E quelle immagini assolutamente stupefacenti? Cioè, dico io, almeno un accenno all’arte che c’è da sempre dietro la fotografia, la stampa, lo facciamo? Chi è che gliele tratta così? Una piccola parola su quell’omino chiuso in qualche sgabuzzo che si smazza migliaia di scatti e li trasforma in quegli enormi affreschi che con la fotografia paiono non essere quasi più imparentati? Poi magari è Salgado stesso, ma allora dimmelo, lo vorrei sapere per accrescere la mia stima verso di lui.

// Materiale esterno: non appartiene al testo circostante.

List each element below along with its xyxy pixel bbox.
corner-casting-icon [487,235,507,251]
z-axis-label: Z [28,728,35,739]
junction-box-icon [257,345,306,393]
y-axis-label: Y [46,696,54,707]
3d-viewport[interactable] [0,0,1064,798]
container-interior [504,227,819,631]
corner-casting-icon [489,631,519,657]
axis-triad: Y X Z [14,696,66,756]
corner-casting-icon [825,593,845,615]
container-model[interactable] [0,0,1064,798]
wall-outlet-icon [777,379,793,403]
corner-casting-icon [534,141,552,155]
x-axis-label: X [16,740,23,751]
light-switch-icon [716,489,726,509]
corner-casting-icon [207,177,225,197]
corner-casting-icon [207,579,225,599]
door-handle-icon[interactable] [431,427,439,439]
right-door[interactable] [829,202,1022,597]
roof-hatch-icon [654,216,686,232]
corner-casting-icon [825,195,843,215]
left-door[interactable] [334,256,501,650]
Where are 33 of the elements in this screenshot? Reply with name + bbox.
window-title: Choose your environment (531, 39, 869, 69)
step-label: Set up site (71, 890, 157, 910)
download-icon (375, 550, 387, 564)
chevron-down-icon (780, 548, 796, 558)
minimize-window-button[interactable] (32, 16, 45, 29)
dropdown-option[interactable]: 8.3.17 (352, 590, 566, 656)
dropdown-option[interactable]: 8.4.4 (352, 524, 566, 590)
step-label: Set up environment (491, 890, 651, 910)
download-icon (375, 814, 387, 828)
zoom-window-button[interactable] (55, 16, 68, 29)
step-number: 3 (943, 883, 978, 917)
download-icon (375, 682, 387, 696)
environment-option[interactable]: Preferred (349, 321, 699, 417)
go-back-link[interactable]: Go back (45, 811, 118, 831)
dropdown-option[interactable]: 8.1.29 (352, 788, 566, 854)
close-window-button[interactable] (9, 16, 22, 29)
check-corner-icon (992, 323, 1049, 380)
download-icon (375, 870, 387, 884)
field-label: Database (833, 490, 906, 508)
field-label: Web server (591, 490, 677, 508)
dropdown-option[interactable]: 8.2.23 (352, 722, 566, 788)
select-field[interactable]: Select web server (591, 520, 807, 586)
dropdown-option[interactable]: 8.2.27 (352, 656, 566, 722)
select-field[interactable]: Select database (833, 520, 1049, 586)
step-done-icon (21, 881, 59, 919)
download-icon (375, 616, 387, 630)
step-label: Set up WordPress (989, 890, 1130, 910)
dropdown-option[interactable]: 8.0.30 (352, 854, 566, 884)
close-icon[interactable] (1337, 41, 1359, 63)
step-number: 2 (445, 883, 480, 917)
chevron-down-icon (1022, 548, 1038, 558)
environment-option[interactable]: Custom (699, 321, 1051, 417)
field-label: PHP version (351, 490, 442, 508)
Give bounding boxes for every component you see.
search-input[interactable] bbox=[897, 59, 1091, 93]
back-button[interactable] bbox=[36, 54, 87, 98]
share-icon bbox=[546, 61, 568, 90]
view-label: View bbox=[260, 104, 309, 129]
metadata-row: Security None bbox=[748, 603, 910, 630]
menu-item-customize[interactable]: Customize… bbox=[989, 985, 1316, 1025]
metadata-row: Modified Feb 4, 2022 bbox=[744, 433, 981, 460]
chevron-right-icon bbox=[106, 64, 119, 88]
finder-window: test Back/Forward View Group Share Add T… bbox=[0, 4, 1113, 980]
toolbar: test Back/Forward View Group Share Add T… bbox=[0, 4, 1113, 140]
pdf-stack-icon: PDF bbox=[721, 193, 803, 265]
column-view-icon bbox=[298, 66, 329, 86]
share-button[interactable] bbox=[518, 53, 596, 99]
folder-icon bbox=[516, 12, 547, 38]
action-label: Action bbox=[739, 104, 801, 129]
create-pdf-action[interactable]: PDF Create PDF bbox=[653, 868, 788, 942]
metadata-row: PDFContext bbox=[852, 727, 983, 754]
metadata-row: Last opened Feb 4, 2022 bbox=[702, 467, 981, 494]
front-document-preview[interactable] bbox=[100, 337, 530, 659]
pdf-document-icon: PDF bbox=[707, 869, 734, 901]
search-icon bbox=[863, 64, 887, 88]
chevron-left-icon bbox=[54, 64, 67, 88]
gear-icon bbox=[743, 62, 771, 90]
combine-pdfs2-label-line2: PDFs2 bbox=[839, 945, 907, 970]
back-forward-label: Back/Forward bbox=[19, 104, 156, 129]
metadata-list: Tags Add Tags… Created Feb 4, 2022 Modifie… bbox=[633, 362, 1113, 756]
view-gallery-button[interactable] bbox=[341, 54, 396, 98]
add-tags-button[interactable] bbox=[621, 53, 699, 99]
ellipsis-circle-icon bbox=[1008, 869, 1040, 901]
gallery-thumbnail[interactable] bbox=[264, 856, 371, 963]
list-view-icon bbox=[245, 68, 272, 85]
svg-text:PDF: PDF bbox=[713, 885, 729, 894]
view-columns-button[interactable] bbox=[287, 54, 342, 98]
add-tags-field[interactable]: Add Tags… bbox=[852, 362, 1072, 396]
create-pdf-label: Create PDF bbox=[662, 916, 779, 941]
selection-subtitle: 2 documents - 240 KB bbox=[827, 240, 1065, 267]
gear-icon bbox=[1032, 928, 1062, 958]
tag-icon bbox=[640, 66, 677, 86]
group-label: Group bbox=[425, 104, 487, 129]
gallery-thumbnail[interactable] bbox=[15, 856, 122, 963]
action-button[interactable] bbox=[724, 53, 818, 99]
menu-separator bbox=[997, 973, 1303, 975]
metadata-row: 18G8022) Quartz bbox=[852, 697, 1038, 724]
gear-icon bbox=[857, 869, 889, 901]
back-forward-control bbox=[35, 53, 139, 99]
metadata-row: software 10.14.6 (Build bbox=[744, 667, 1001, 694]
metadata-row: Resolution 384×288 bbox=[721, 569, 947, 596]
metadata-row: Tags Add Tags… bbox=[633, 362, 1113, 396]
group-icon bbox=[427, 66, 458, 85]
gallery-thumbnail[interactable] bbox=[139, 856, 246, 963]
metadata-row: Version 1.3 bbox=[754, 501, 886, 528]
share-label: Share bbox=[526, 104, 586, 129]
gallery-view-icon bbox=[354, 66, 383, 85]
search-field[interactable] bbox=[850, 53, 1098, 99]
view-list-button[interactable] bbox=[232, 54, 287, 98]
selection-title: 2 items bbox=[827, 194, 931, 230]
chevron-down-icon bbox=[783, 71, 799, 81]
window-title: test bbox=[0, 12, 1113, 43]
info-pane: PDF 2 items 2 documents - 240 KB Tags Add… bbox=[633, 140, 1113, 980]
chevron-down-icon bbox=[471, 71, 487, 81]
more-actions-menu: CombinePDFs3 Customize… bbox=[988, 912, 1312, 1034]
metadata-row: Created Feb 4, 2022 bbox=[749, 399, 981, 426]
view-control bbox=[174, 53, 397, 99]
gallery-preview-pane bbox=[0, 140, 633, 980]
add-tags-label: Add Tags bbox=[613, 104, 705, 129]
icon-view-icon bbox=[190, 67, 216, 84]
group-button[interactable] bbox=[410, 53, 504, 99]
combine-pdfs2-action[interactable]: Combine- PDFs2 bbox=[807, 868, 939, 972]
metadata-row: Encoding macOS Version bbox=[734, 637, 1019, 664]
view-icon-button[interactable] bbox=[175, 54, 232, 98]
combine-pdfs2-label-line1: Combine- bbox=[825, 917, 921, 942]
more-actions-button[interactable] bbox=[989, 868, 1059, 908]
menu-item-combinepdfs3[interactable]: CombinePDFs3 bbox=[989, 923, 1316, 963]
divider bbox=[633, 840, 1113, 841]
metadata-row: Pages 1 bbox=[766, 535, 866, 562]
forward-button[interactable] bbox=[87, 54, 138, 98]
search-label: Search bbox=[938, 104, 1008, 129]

Ma, immagino, la scelta di non parlare della tecnica o della modalità di lavoro è voluta. Anche se non mi neghi qualche ripresa di Salgado che va a fotografare i trichechi. E proprio da questi pochi minuti di ripresa mi viene quasi il dubbio che in realtà volessi far vedere di più ma… non ci fosse il materiale.
Però, se invece la scelta è voluta, non capisco perché un documentario su un fotografo non mi faccia capire, ad esempio, com’è che ‘sto tizio parte per il mondo per anni di fila: ha dei finanziamenti, è ricco di famiglia, è povero in canna e quindi non gli cambia nulla? Cioè, una spiegazione ci deve essere, no? E’ un documentario, documentami!
Perché il bianco e nero come unica scelta, per qualsiasi cosa? Ci sarà un motivo… ne parliamo? Salgado ha mai lavorato per qualche committente, qualche rivista, prima di essere SAL-GA-DO? Hanno anche loro accettato che lavorasse solo in bianco e e nero, oppure in giro esistono servizi di Salgado a colori di cui nessuno mostra mai nulla, quasi fossero antichi segreti inconfessabili?
Scusami, Wim, ma se mi metti in fila centinaia di foto una dopo l’altra, non puoi pretendere che io proprio sulle foto non diventi curioso. Voglio sapere tutto. Tempi e diaframmi compresi, per quel che me ne faccio! (Altrimenti basta comprarsi il libro)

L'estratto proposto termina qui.